Table and Index Statistics and Fragmentation
For optimal performance, it is essential that database table and index statistics are up-to-date. This ensures that the database optimizer can choose the best access plan to retrieve data for each SQL query.
Old Version Counts
Performance issues can arise if too many old version rows accumulate over time. Therefore, it is crucial to delete old versions regularly.
Leveraging AI for Master Data Health Checks
The advent of AI has revolutionized many aspects of business, including master data health checks. AI can speed up the health check process by automating certain tasks, such as data cleansing and validation, and identifying patterns and trends that humans might miss. By taking advantage of machine learning algorithms, organizations can improve their master data management processes and ensure their data remains healthy and reliable.
Measuring the Health of Your Data
When conducting a master data health check, it’s essential to measure the health of your data. This can include looking at aspects such as data completeness, consistency, and accuracy. Tools like Semarchy xDM can aid in this process by providing comprehensive data quality checks, ensuring your master data is not only complete and accurate but also consistent and reliable.
Master Data Management Health Audits with Semarchy xDM
Semarchy xDM is a powerful tool for conducting master data management health audits. It provides a comprehensive suite of features for managing and improving data quality, including data profiling, data cleansing, and data enrichment. With Semarchy xDM, organizations can effectively manage their master data, ensuring it is accurate, complete, and reliable.
Conducting a Master Data Health Check: Step-by-Step
Now that we understand the importance of a master data health check and the key elements involved, let’s delve into the step-by-step process of conducting one.
Step 1: Database Configuration Check
Verify if the database is configured correctly. Check if the buffer pools or buffer caches are configured sufficiently high and if the table and index layout match the default schema.
Step 2: Schema Verification
Check if any changes have been made to the tables and indexes and whether these changes comply with the business model requirements.
Step 3: Update Table and Index Statistics
Ensure that database table and index statistics are up-to-date. This will allow the database optimizer to choose the best access plan to retrieve data for each SQL query.

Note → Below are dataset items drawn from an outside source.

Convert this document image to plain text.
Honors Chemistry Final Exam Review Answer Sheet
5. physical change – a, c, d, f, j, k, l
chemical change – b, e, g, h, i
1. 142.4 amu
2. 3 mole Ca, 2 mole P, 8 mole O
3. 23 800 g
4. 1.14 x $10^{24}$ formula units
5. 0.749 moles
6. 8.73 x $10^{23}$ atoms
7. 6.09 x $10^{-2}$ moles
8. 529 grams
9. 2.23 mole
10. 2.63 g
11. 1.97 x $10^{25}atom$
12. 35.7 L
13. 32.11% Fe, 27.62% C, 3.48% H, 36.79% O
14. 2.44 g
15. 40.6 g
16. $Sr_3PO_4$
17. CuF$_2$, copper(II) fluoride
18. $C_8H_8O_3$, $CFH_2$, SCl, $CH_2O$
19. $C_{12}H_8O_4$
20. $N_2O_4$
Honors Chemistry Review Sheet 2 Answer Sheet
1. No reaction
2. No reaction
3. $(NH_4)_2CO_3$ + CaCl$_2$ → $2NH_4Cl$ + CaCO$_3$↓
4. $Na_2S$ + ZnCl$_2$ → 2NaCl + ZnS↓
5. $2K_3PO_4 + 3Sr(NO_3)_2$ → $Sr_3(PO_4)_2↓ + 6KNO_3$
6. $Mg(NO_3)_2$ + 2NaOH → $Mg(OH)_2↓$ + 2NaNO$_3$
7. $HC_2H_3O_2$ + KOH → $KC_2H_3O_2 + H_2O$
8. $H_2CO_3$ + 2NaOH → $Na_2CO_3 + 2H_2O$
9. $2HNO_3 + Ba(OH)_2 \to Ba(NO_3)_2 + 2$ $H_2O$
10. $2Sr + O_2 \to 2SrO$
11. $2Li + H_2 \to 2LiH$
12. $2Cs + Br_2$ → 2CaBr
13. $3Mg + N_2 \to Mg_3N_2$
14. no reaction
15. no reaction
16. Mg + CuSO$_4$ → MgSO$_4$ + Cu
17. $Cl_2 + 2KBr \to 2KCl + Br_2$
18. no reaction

Step 4: Delete Old Versions
Regularly delete old versions to prevent performance issues that can arise if too many old version rows accumulate over time.
Step 5: Ensure High Cache Hit Ratios
Ensure high cache hit ratios for optimal performance.
Step 6: Leverage AI for Data Health Checks
Use AI to automate certain tasks such as data cleansing and validation, and to identify patterns and trends that humans might miss.
Step 7: Measure Data Health
Measure the health of your data by looking at aspects such as data completeness, consistency, and accuracy.
Step 8: Conduct a Master Data Management Health Audit with Semarchy xDM
Use a tool like Semarchy xDM to conduct a comprehensive master data management health audit, ensuring your master data is accurate, complete, and reliable.
By following these steps, you can conduct a thorough master data health check and ensure your data aligns with your business model requirements.
Conclusion
Master data health checks are an integral part of maintaining and optimizing your organization’s data management practices. By regularly conducting these checks, you can ensure your data remains healthy and reliable, leading to improved business outcomes. Tools like Semarchy xDM, coupled with the power of AI, can aid organizations in conducting comprehensive data health checks, ensuring the accuracy, completeness, and reliability of their master data.